Çocuk

   Eski bir okul vardı. Mahallenin okulu. Neredeyse tüm çocuklar o okula giderdi. Kim bilir kaç nesli büyütmüştü.

   Dışarıda, huni yapılmış gazete kağıtlarının içinde hala daha yeşil erik satıldığı, yere serilen brandaların üzerinde değişik oyuncakların olduğu, son masum yıllardı. Bırakın çocukları, büyükler bile iyi kalpliydi. En azından bu kadar kötü değillerdi. Yüzler gülerdi. Ya da belki de yalnızca biz göremiyorduk olup bitenleri. Bir çocuğun kafası basmaz öyle şeylere. Vuramaz, kıramaz, incitemez. Bilmeliydik tabi, zamanın pis bir kahkaha atar gibi yüzümüze vuracağını, güzel şeyleri alacağını.

   Zil çaldı. Hazırda bekleyen onlarca çocuk, çil yavrusu gibi etrafa dağıldı. Sadece oradaki bir banka oturup on dakikalık bir teneffüsü izleseniz bile içiniz mutlulukla dolabilirdi o dönemlerde. Kahkahalar, gülüşmeler, en güzel dostluklar, kızların ikili ip atlayışları, erkeklerin iki arada bir derede yaptıkları futbol maçları…

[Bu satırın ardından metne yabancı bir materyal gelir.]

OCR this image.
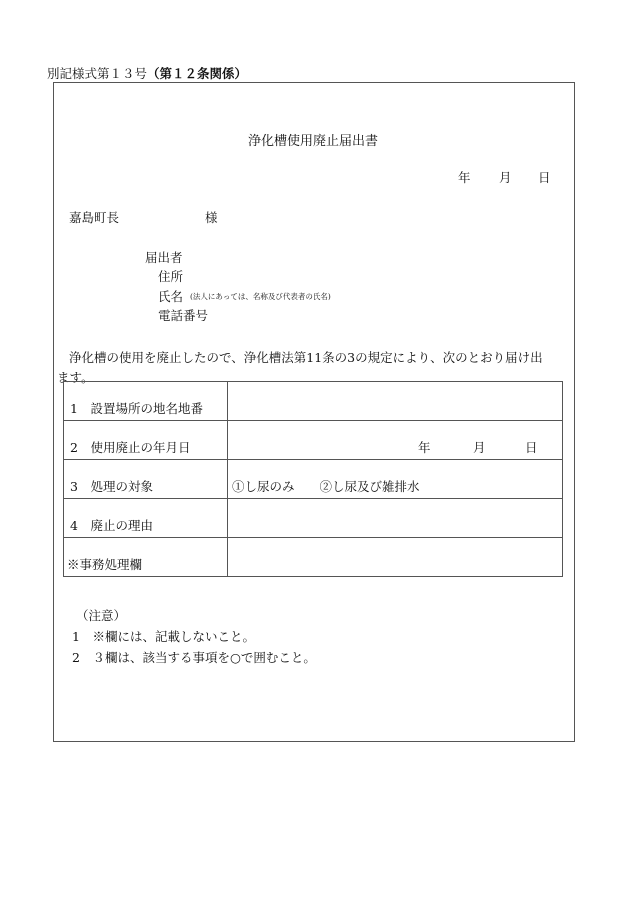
別記様式第１３号（第１２条関係）
浄化槽使用廃止届出書
年 月 日
嘉島町長	様
届出者
住所
氏名 (法人にあっては、名称及び代表者の氏名)
電話番号
浄化槽の使用を廃止したので、浄化槽法第11条の3の規定により、次のとおり届け出
ます。
1　設置場所の地名地番	
2　使用廃止の年月日	年 月 日

3　処理の対象	①し尿のみ　　②し尿及び雑排水
4　廃止の理由	
※事務処理欄	
（注意）
1　※欄には、記載しないこと。
2　３欄は、該当する事項を○で囲むこと。
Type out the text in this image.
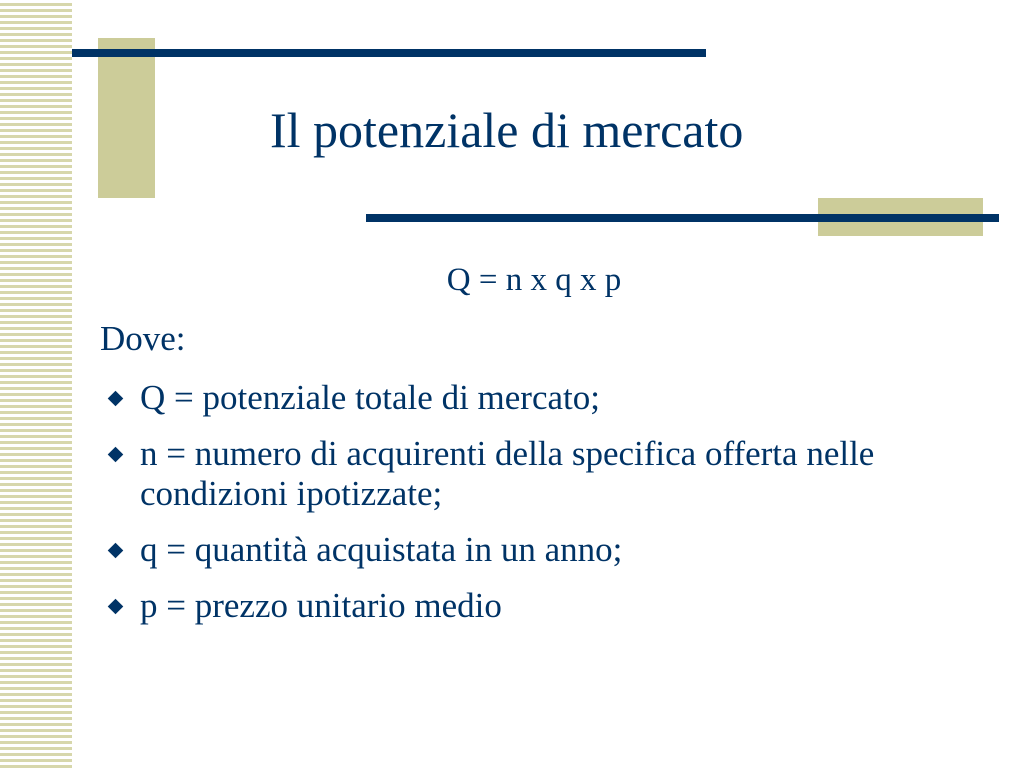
Il potenziale di mercato
Q = n x q x p
Dove:
Q = potenziale totale di mercato;
n = numero di acquirenti della specifica offerta nelle condizioni ipotizzate;
q = quantità acquistata in un anno;
p = prezzo unitario medio
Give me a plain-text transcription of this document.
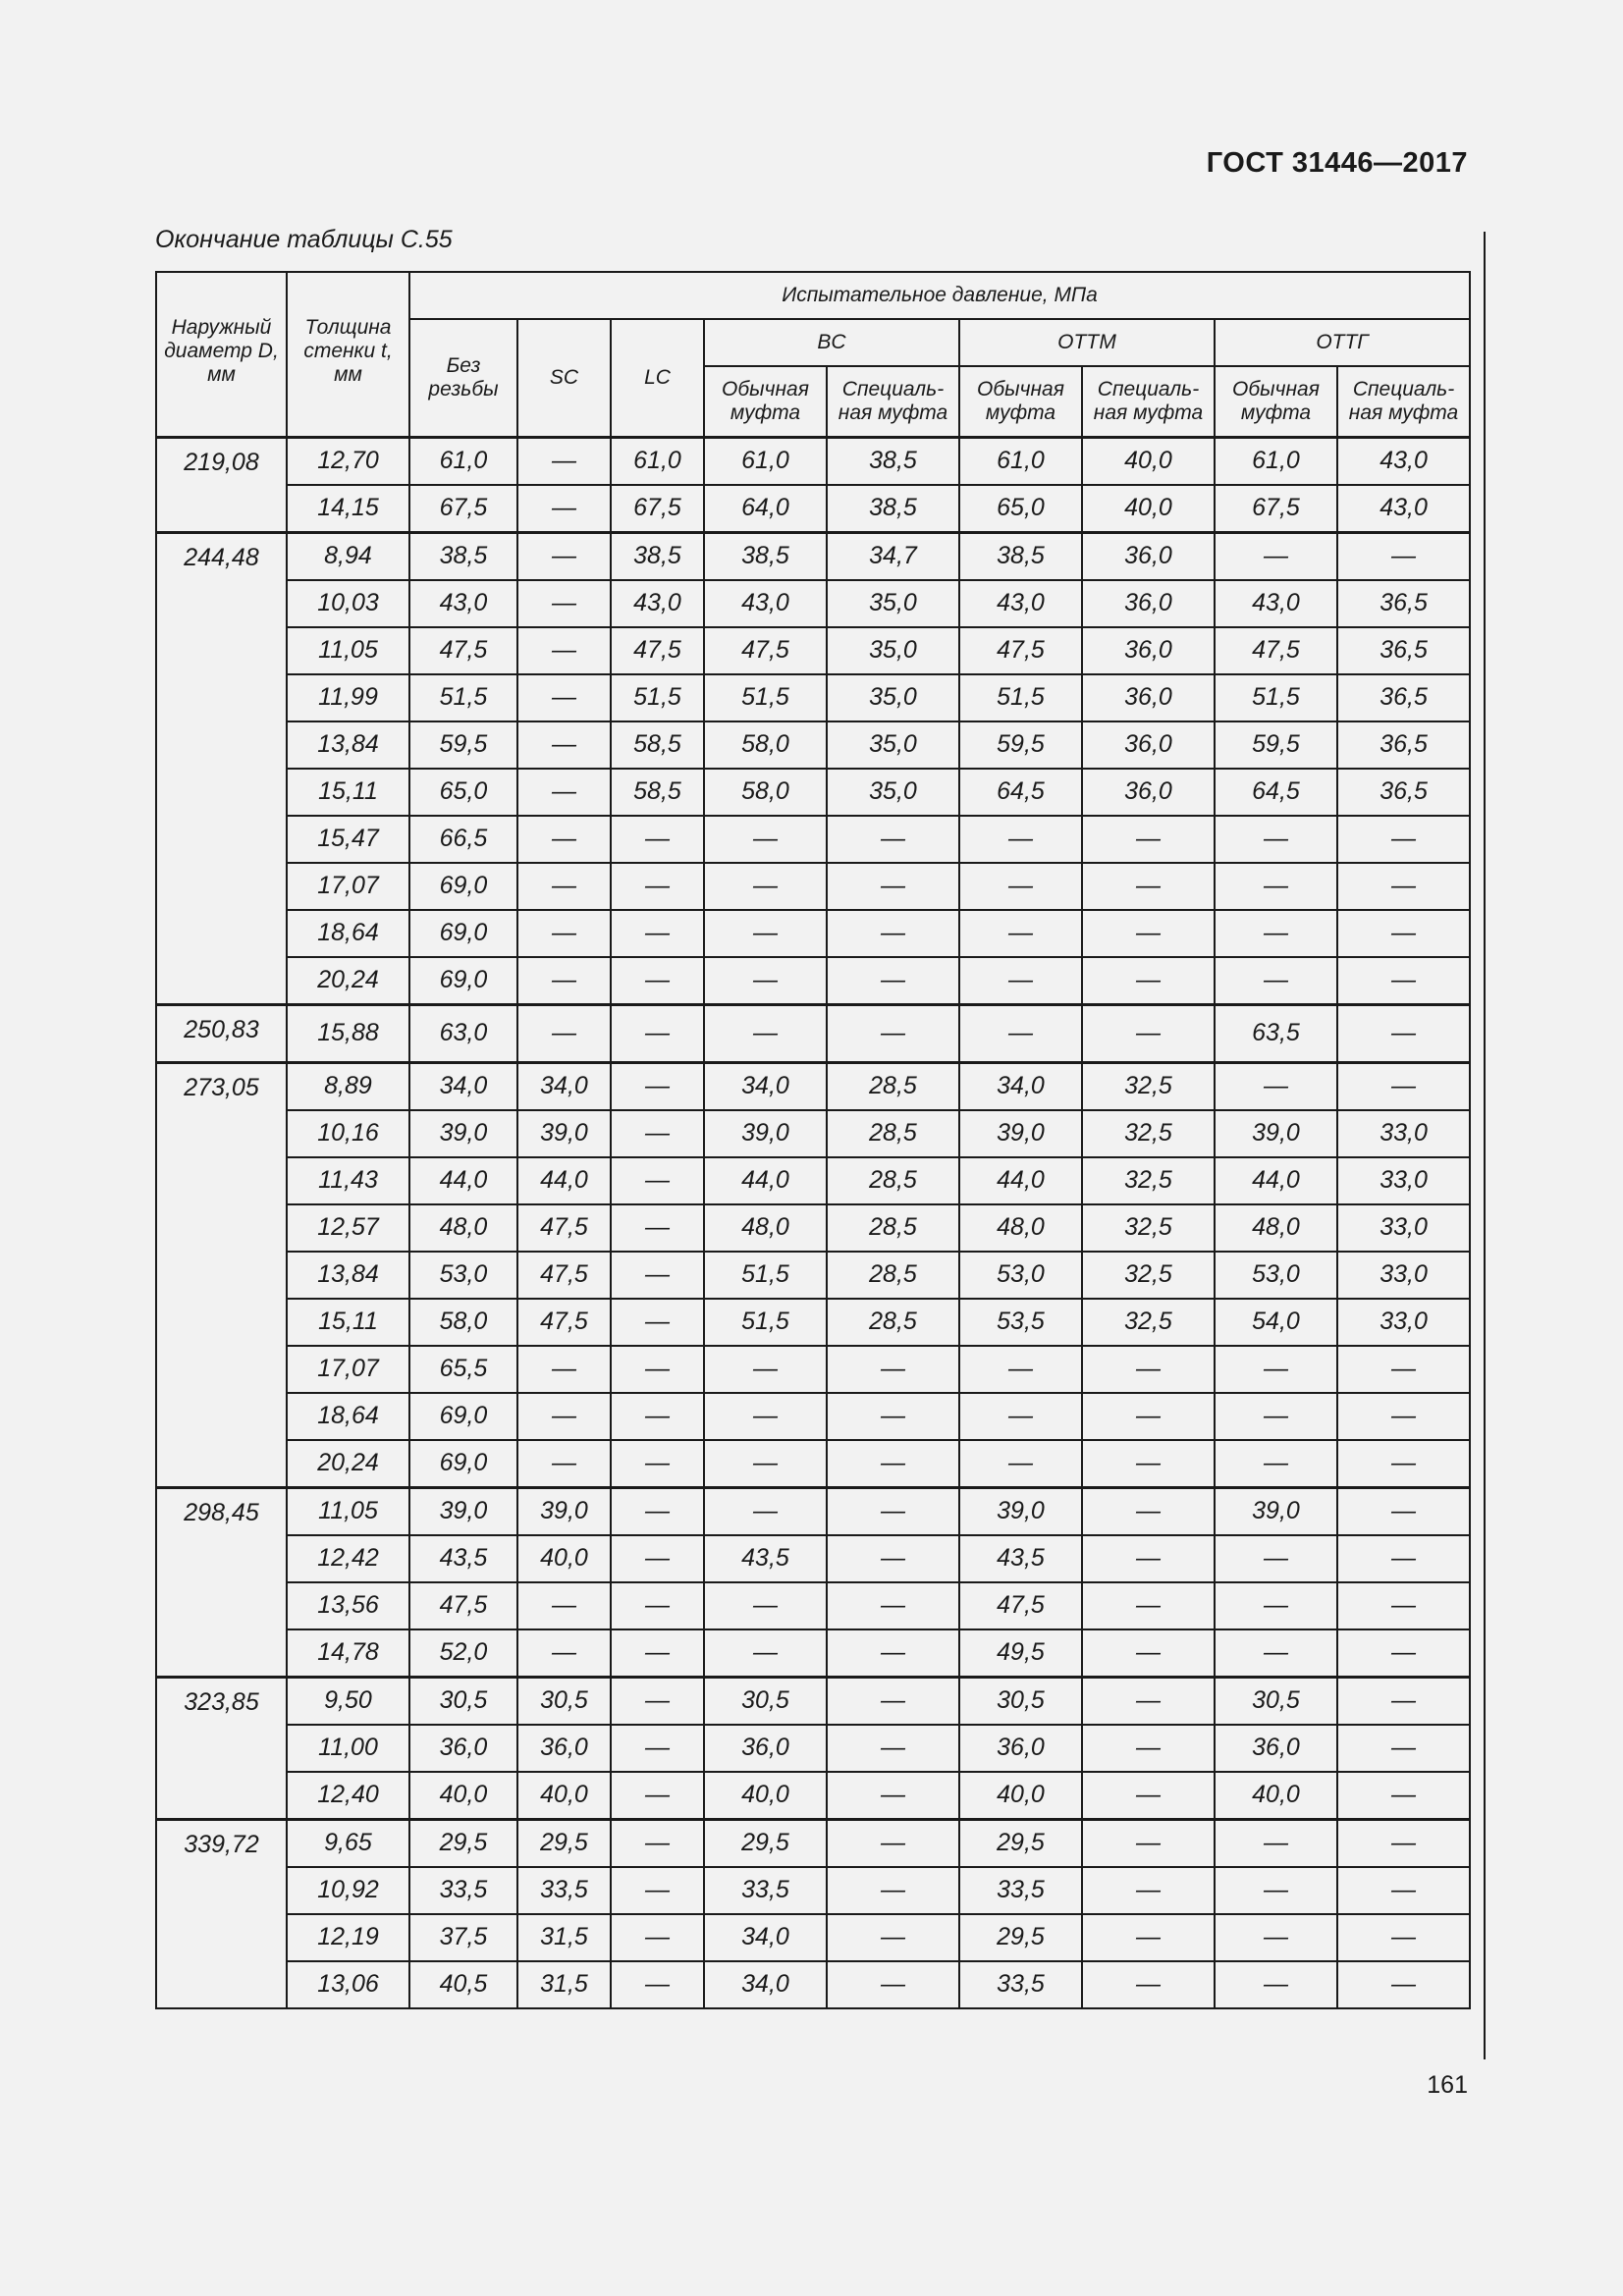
ГОСТ 31446—2017
Окончание таблицы С.55
Наружный диаметр D, мм	Толщина стенки t, мм	Испытательное давление, МПа								
		Без резьбы	SC	LC	BC		ОТТМ		ОТТГ	
					Обычная муфта	Специаль-ная муфта	Обычная муфта	Специаль-ная муфта	Обычная муфта	Специаль-ная муфта
219,08	12,70	61,0	—	61,0	61,0	38,5	61,0	40,0	61,0	43,0
	14,15	67,5	—	67,5	64,0	38,5	65,0	40,0	67,5	43,0
244,48	8,94	38,5	—	38,5	38,5	34,7	38,5	36,0	—	—
	10,03	43,0	—	43,0	43,0	35,0	43,0	36,0	43,0	36,5
	11,05	47,5	—	47,5	47,5	35,0	47,5	36,0	47,5	36,5
	11,99	51,5	—	51,5	51,5	35,0	51,5	36,0	51,5	36,5
	13,84	59,5	—	58,5	58,0	35,0	59,5	36,0	59,5	36,5
	15,11	65,0	—	58,5	58,0	35,0	64,5	36,0	64,5	36,5
	15,47	66,5	—	—	—	—	—	—	—	—
	17,07	69,0	—	—	—	—	—	—	—	—
	18,64	69,0	—	—	—	—	—	—	—	—
	20,24	69,0	—	—	—	—	—	—	—	—
250,83	15,88	63,0	—	—	—	—	—	—	63,5	—
273,05	8,89	34,0	34,0	—	34,0	28,5	34,0	32,5	—	—
	10,16	39,0	39,0	—	39,0	28,5	39,0	32,5	39,0	33,0
	11,43	44,0	44,0	—	44,0	28,5	44,0	32,5	44,0	33,0
	12,57	48,0	47,5	—	48,0	28,5	48,0	32,5	48,0	33,0
	13,84	53,0	47,5	—	51,5	28,5	53,0	32,5	53,0	33,0
	15,11	58,0	47,5	—	51,5	28,5	53,5	32,5	54,0	33,0
	17,07	65,5	—	—	—	—	—	—	—	—
	18,64	69,0	—	—	—	—	—	—	—	—
	20,24	69,0	—	—	—	—	—	—	—	—
298,45	11,05	39,0	39,0	—	—	—	39,0	—	39,0	—
	12,42	43,5	40,0	—	43,5	—	43,5	—	—	—
	13,56	47,5	—	—	—	—	47,5	—	—	—
	14,78	52,0	—	—	—	—	49,5	—	—	—
323,85	9,50	30,5	30,5	—	30,5	—	30,5	—	30,5	—
	11,00	36,0	36,0	—	36,0	—	36,0	—	36,0	—
	12,40	40,0	40,0	—	40,0	—	40,0	—	40,0	—
339,72	9,65	29,5	29,5	—	29,5	—	29,5	—	—	—
	10,92	33,5	33,5	—	33,5	—	33,5	—	—	—
	12,19	37,5	31,5	—	34,0	—	29,5	—	—	—
	13,06	40,5	31,5	—	34,0	—	33,5	—	—	—
161
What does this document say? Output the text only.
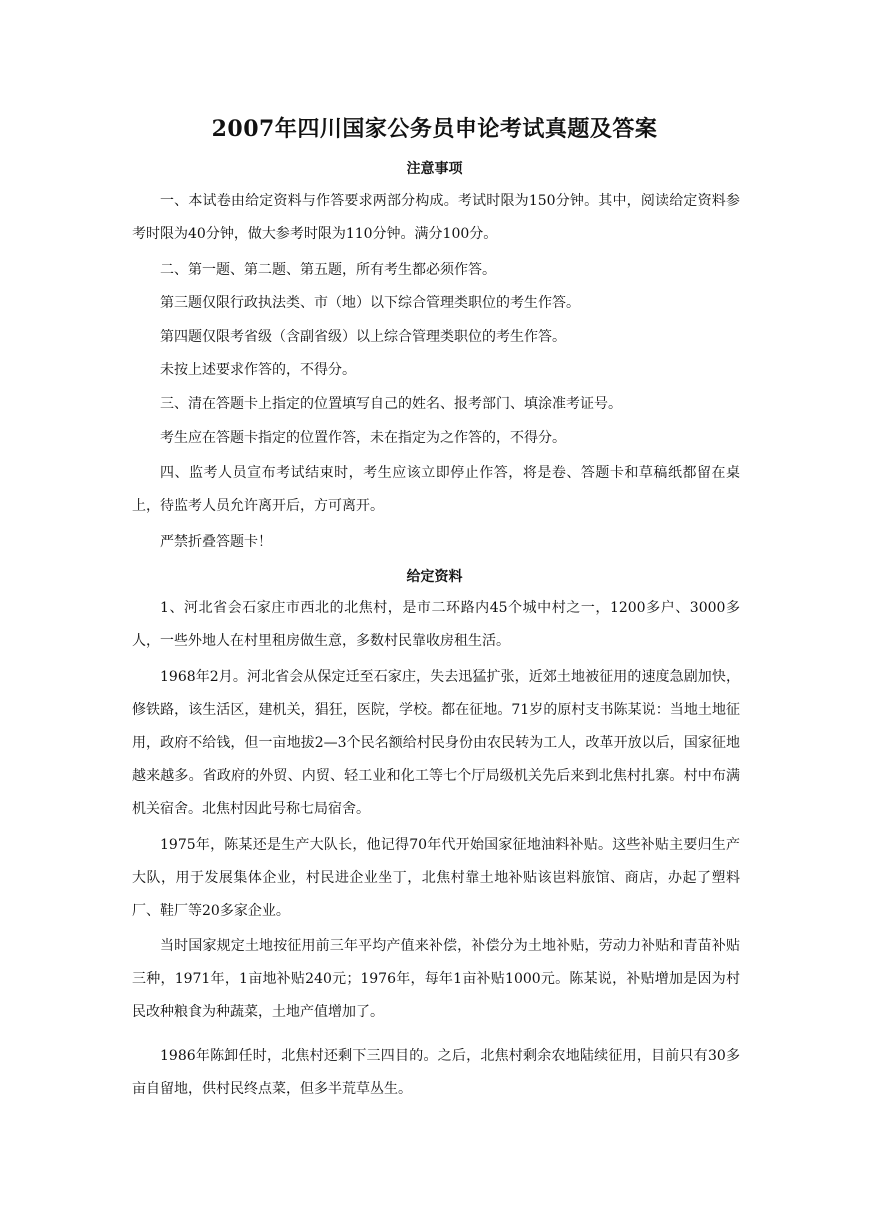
2007年四川国家公务员申论考试真题及答案
注意事项

一、本试卷由给定资料与作答要求两部分构成。考试时限为150分钟。其中，阅读给定资料参考时限为40分钟，做大参考时限为110分钟。满分100分。

二、第一题、第二题、第五题，所有考生都必须作答。

第三题仅限行政执法类、市（地）以下综合管理类职位的考生作答。

第四题仅限考省级（含副省级）以上综合管理类职位的考生作答。

未按上述要求作答的，不得分。

三、清在答题卡上指定的位置填写自己的姓名、报考部门、填涂准考证号。

考生应在答题卡指定的位置作答，未在指定为之作答的，不得分。

四、监考人员宣布考试结束时，考生应该立即停止作答，将是卷、答题卡和草稿纸都留在桌上，待监考人员允许离开后，方可离开。

严禁折叠答题卡！

给定资料

1、河北省会石家庄市西北的北焦村，是市二环路内45个城中村之一，1200多户、3000多人，一些外地人在村里租房做生意，多数村民靠收房租生活。

1968年2月。河北省会从保定迁至石家庄，失去迅猛扩张，近郊土地被征用的速度急剧加快，修铁路，该生活区，建机关，猖狂，医院，学校。都在征地。71岁的原村支书陈某说：当地土地征用，政府不给钱，但一亩地拔2—3个民名额给村民身份由农民转为工人，改革开放以后，国家征地越来越多。省政府的外贸、内贸、轻工业和化工等七个厅局级机关先后来到北焦村扎寨。村中布满机关宿舍。北焦村因此号称七局宿舍。

1975年，陈某还是生产大队长，他记得70年代开始国家征地油料补贴。这些补贴主要归生产大队，用于发展集体企业，村民进企业坐丁，北焦村靠土地补贴该岜料旅馆、商店，办起了塑料厂、鞋厂等20多家企业。

当时国家规定土地按征用前三年平均产值来补偿，补偿分为土地补贴，劳动力补贴和青苗补贴三种，1971年，1亩地补贴240元；1976年，每年1亩补贴1000元。陈某说，补贴增加是因为村民改种粮食为种蔬菜，土地产值增加了。

1986年陈卸任时，北焦村还剩下三四目的。之后，北焦村剩余农地陆续征用，目前只有30多亩自留地，供村民终点菜，但多半荒草丛生。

   Ertesi ders beden dersiydi. İlkokulun zıpır erkek öğrencileri, her zamanki gibi yine, malzeme odasından futbol topunu alıp dışarıya fırladılar. On yaşındaydılar. Mutlu, komik ve yaramaz.

   Aralarında bir tanesi vardı. Diğerleri gibi topun peşinden koşturur dururdu o da. Kirli, beyaz kramponları, üstüne en az bir beden büyük gelen mavi tişörtü, terli siyah saçlarıyla, yapmayı en sevdiği şey top oynamaktı. Çocuktu, saf, sevimli bir çocuk. Diğer arkadaşlarından biraz daha az sosyaldi. Yaramazdı ama fazla konuşmazdı da, içine kapanırdı. Hayalleri vardı.

   Fazla durumları olmayan bir ailenin tek çocuğuydu. Dersleri iyi sayılmazdı. Çocukluğun masumiyetine, rehavetine kapılıp gitmişti. Annesi, büyük bir ekmeğin içine bir şeyler tıkıştırır, okula gönderirdi. Tabi hafif de tombuldu. Annesi cebine de üç beş kuruş para koyardı. O dönemler simit ayran dönemleriydi. Okul kapısının önünde satılan simit ve ayran, dünyanın en güzel yiyeceği gibi gelirdi. Tabi o tüm parasını harcamaz, annesinin doğum gününde ve bazı özel günlerde, cebinde kalan birkaç lirayla ona okulun yakınlarından gül alırdı. Severdi annesini. Erkek çocuklar bağlıdır annelerine.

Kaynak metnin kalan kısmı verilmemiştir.